В эти первые военные дни серьезные приготовления в городе перемежались глупыми. Тяжелые тягачи везли по Кировскому проспекту пушки и гаубицы, но в то же время комендант общежития ходил с двумя красноармейцами по комнатам и требовал сдать для армии велосипеды, у кого есть. У Нины велосипеда не было, и она представить себе не могла, как на велосипедах воевать с фашизмом. Разве не глупость?

Постановлением Совнаркома ввели продуктовые карточки, но тут же открыли коммерческие магазины, где цены на масло и хлеб были вдвое выше государственных, а витрины ломились от икры и камчатских крабов. Разве не подлость? У Нины была рабочая карточка, восемьсот граммов хлеба и других продуктов соответственно. Нина свои продукты никогда до конца не выкупала. И зарплата у нее теперь была целых пятьсот рублей, но Нина никогда ничего не брала в коммерческих магазинах. Принципиально. Деньги оставались, и ничего страшного не бывало, если зарплату иногда задерживали – война же.
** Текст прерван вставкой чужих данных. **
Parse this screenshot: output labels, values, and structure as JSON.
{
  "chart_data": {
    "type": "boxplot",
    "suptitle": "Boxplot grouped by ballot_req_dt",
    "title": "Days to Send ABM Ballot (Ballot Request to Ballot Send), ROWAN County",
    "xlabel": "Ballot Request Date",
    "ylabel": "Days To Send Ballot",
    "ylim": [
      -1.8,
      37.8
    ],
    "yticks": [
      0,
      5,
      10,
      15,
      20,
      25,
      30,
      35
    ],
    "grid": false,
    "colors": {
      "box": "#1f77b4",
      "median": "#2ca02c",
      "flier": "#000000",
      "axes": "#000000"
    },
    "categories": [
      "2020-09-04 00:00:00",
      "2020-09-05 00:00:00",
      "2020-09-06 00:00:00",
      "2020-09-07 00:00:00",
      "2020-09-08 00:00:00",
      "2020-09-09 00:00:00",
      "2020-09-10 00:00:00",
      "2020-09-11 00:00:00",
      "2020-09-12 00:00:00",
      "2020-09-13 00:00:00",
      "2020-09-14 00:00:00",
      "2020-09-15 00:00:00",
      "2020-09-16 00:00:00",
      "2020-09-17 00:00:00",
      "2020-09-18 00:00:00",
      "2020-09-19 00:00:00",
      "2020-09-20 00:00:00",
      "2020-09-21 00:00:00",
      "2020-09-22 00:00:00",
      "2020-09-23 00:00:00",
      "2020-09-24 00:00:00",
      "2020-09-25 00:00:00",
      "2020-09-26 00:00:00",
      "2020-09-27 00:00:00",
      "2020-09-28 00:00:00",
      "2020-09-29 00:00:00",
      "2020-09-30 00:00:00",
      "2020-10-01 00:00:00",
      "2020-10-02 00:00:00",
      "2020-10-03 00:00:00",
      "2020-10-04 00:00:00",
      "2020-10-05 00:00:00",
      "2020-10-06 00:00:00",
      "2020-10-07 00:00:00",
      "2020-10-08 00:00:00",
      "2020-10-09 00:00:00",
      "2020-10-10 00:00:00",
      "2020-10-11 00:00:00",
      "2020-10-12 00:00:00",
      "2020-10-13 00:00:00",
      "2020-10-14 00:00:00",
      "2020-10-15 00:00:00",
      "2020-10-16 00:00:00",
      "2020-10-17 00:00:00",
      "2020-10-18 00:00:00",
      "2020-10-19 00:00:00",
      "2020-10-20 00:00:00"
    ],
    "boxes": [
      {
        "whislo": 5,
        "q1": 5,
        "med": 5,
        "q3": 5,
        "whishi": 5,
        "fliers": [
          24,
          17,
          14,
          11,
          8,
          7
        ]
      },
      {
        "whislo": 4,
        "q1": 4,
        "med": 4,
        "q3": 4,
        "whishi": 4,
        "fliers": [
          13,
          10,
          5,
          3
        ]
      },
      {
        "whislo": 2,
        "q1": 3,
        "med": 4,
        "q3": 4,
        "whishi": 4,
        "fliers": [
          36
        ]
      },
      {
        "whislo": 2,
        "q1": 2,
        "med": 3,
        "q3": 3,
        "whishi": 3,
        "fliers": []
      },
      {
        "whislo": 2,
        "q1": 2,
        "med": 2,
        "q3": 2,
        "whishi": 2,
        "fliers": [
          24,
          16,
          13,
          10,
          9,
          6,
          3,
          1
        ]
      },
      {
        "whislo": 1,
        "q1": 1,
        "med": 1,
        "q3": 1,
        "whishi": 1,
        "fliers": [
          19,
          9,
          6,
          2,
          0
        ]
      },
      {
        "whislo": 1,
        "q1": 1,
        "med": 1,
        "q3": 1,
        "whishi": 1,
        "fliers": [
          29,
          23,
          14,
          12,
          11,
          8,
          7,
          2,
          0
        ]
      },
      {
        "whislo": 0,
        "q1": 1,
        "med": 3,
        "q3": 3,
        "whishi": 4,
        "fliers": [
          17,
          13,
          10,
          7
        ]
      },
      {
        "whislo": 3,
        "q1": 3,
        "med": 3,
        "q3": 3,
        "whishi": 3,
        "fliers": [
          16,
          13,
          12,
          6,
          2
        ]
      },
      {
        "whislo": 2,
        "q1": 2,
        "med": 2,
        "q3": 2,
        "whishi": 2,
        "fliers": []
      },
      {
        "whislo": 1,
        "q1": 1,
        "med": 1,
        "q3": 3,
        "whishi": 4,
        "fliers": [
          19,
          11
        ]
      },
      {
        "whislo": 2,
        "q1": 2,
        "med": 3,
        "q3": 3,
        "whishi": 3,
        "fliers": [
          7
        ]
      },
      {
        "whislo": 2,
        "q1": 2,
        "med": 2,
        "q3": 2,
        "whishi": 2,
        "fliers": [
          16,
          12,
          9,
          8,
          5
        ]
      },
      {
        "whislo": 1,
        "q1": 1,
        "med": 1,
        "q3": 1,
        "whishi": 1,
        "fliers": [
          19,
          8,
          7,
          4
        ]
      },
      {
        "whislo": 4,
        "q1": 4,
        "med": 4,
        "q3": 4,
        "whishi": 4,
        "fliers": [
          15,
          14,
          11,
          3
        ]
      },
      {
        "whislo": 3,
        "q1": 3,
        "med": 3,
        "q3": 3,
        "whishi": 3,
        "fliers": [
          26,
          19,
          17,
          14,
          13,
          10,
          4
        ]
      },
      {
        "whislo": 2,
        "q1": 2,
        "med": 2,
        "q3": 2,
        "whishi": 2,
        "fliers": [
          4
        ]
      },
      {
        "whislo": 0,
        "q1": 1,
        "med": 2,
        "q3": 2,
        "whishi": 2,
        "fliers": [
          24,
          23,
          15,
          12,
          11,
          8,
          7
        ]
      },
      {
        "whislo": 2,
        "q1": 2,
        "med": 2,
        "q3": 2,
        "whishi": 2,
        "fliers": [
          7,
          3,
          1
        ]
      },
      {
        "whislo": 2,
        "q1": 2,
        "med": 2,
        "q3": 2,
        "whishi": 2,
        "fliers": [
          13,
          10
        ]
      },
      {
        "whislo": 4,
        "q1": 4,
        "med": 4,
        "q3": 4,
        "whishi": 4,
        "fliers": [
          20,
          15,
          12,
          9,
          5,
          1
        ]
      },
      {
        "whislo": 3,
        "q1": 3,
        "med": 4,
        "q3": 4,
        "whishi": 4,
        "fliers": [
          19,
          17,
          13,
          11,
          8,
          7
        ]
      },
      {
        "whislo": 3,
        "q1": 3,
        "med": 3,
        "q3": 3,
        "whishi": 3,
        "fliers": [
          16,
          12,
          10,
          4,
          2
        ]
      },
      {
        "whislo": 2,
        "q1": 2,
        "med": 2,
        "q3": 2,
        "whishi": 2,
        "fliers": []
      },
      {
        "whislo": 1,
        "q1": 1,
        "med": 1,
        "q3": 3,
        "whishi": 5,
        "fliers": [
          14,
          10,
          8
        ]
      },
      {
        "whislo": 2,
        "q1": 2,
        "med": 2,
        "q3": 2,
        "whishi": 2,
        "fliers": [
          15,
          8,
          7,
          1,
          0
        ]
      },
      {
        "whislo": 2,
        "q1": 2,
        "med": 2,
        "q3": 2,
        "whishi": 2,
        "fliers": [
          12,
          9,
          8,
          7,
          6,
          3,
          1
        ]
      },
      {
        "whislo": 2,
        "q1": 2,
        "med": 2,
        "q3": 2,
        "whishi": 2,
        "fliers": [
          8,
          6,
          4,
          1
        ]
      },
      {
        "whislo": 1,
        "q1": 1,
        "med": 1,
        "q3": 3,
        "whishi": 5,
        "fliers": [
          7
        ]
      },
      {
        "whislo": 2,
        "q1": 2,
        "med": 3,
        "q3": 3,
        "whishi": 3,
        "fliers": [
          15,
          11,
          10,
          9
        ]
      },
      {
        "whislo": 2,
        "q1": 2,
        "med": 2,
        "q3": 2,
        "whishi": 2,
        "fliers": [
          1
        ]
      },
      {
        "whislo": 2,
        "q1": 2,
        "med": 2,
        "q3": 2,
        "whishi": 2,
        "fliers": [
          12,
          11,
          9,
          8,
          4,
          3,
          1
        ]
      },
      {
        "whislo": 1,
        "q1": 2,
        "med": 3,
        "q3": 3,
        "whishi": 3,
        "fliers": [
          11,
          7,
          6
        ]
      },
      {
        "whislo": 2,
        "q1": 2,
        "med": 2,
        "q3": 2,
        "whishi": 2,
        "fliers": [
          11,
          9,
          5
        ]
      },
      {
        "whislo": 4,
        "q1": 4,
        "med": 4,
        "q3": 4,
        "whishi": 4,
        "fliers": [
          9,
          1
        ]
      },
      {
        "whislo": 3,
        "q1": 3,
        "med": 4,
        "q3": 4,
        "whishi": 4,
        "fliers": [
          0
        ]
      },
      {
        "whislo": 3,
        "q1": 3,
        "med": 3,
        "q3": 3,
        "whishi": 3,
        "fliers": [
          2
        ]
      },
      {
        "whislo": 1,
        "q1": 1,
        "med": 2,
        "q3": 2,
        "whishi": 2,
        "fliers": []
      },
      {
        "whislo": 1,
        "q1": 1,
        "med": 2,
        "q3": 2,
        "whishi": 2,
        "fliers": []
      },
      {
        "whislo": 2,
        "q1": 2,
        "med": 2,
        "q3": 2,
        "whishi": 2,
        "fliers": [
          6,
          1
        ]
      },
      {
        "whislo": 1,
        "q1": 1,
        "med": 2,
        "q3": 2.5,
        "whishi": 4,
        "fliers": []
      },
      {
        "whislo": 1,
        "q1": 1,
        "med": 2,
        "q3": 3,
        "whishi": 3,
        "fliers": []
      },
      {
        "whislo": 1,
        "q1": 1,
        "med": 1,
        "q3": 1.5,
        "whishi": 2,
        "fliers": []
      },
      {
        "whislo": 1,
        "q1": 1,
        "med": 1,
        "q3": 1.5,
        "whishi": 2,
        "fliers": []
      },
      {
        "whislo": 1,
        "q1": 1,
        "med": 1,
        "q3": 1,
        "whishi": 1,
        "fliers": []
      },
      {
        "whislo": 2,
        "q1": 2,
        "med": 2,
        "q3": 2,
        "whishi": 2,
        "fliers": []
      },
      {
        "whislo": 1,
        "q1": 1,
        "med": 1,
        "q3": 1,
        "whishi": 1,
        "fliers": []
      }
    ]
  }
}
Во дворах и в скверах рыли убежища, но рыли плохо – даже от обстрела в такой щели нельзя было бы скрыться, тем более от бомбежек. Впрочем, ни обстрелов, ни бомбежек пока не было. По радио иногда объявляли воздушную тревогу, бешено тикал метроном, но вражеские самолеты к городу не могли прорваться, зенитчики работали хорошо.

Нина знала, что где-то там, на фронте, несмотря на тактическое отступление, царит порядок. В городе же часто наблюдалось разгильдяйство, а порядок – только у них в операционной. Надежда Викентиевна была строга, недели за две вымуштровала Нину, ни разу не повысив голоса, а иногда даже взглядом.

Хоть клиника и не была мобилизована, военным госпиталем не стала, но к августу пошли первые раненые из беженцев и с фронта. Оперировать приходилось три-четыре раза в день. Старуха Ильмъяр повелела принести ей в операционную высокий табурет и оперировала теперь сидя.

Впрочем, городской беспорядок и бестолковщина если в операционную и не попадали, то подбирались к самым ее дверям. Сеяла бестолковщину операционная сестра Маша. Маша была Нининой ровесницей, но имела уже двоих подращенных детей. Старший ее сын Кирильчик ходил в школу, и, стало быть, родила его Маша лет в шестнадцать, не позже. Маша была пухлой, краснощекой и беспрерывно болтала всякие глупости, даже когда мылись и готовились к операции. Но Надежда Викентиевна болтать Маше не запрещала, объясняя это тем, что Маша была идеальной операционной сестрой. Действительно, у стола Маша была собранной и молчаливой, но стоило только Маше выйти за дверь и снять маску…

Чего только не рассказывала Маша. Каких только диких слухов не передавала. Что немцы везут в Ленинград царя и царицу, что царица – немка и уговорила Гитлера привезти ее в Зимний дворец и сразу уйти. Эту историю Надежда Викентиевна слушала, печально улыбаясь.

Еще Маша рассказывала, что батюшка Владимир в Никольском соборе читал, дескать, прихожанам Апокалипсис и там, в Апокалипсисе, будто бы написано про красного петуха и черного петуха и зашифрованы цифры, и если расшифровать, получается, что война закончится на сорок третий день. В августе рассказывать эту историю Маша перестала. Сорок три дня уже никак не получались.